新太を待ち受けていたのは、厳しい叱咤だった。周囲の目線が痛い。

『5分も遅刻じゃないか。一体何をしていたのだ!』

新太はただでさえ集合時刻に遅れそうになっていたにもかかわらず、少女にぶたれた頬を冷やすため、トイレに行っていたのだから遅刻して当然だ。

だがしかし、『女の子の胸を揉んだらひっぱたかれてそれを冷やしていたら遅れました』なんて言えるわけなく、『すいません。ちょっと術式の確認を...』とそれらしい理由をつけてその場を凌ごうとするのであった。


『嘘よ!』

新太の最もらしい言い訳を遮ったのは先ほどの少女だった。

『私、この人に胸を揉まれました。』

『この人はその事後処理で遅れたんです。』

とんでもないことを言い出したぞこの女・・・

周囲が一斉にざわめき出す。

クソ、大体事後処理ってなんだよ。んなことしてねぇよ。確かに、ひっぱたかれた後の処理はしたけど。

あいつもどういう心境であんなこと大勢の前で言ってんだよ。

『静かに!』

新太の思考と周囲のざわめきを遮ったのはこのクラスの実技担当講師篠森加代の言葉だった。
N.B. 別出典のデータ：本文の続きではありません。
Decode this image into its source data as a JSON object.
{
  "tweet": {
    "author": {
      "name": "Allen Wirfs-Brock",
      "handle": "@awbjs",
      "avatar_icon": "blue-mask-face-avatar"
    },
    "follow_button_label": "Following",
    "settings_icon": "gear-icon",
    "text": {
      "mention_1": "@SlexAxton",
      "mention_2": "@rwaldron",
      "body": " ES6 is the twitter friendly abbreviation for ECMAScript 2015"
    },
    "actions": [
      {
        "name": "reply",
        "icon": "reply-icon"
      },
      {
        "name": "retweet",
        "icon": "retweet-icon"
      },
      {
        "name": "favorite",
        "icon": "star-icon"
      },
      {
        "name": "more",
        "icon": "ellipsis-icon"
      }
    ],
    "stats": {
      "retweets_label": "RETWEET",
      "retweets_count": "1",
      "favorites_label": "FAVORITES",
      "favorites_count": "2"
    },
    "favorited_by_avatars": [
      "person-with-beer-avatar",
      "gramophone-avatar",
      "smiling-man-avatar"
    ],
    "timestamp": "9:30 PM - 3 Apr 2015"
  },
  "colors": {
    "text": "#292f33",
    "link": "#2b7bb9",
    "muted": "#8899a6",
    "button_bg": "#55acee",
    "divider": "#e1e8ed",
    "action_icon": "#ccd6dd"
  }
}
彼女は見るからにキャリアウーマンという感じで指輪もしていない20代後半の女性だ。

『ここは予備校だ。胸が云々というのはどうでもいい。能力者なら強くあれ!』

『この件、お前たちの拳で解決してみろ。』

この人絶対独身だ。

そんな呟きが声に出てたのか、加代の拳が新太の頭に思いっきり飛んでくる。

『いいでしょう。そんなバカそうなヤツに負ける気なんて毛頭ありませんし。』

痛がっている新太をよそ目に緋色の髪の少女は加代の言葉にOKする。


『よし、じゃあ2人とも白線の位置まで移動して』

『俺はまだOKだなんて』

『あなたに拒否権なんてあると思うの?さっさと私に負けて土下座でもなんでもしなさい』

いつから、負けたら土下座なんてシステムができたんだなどと思いながら、新太は少女とともに位置につく。

新太にしてみれば入隊者選抜試験以来の実戦でかなり不安はあったが、それを自らの心の奥底に沈み込め、やる気に満ちた表情を浮かべる。

周囲からの視線は説教をされていたときの冷たいものとは打って変わって、トップバッターへと向けられる独特の期待の眼差しであった。

それは新太と少女が緊張感を増大させる1番の要因でもあった。

普遍能力の術式をあれこれと宙で唱えて、ある程度遅れをとらないように身構える新太に対して、少女は少し余裕があった。

『フン、少しヤバそうね』

『うーん、確かに実戦は久しぶりだからなぁ』

『花前と言えど、四大一族最強の火原の前では恐るるに足らずよ!』

彼女が自信満々に発したその一言は文字通り彼女が火原の一族であることを表していた。

周囲の生徒たちはその事実を知り、ますますヒートアップする。

それだけではない、新太が百木の正室の一族である花前の一族の末裔であることも同時に知れ渡ったのだ。

『うわ、すげぇよ!花前VS火原だぜ!』

『どっちが勝つと思う?』

『やっぱ、火原じゃね?だって、上級部隊のトップにいる火原一族の長メチャクチャ強ぇじゃん!』

などと周囲の生徒の会話が飛び交う。

『まあ、確かに花前は歴史はあるが今じゃあ四大一族ほど生まれ持ってくる能力は高くねぇ』

『それに、俺はもともと能力者じゃねぇしな』

『でも、負ける気もねぇよ』

新太が今までの挑発を一気に返すように反論をする。その表情は胸を揉んだときの表情とはまるで別人だ。そう、きっと別人だと思いたい。

『よーし、その辺でいいかぁ〜?そろそろ始めるぞ〜?』

加代が早く始めろと言わんばかりに、2人に開始が間もないことを告げる。

『それでは、いざ尋常に、始め!』

加代のその言葉で2人の因縁のある勝負の火蓋は切って落とされた。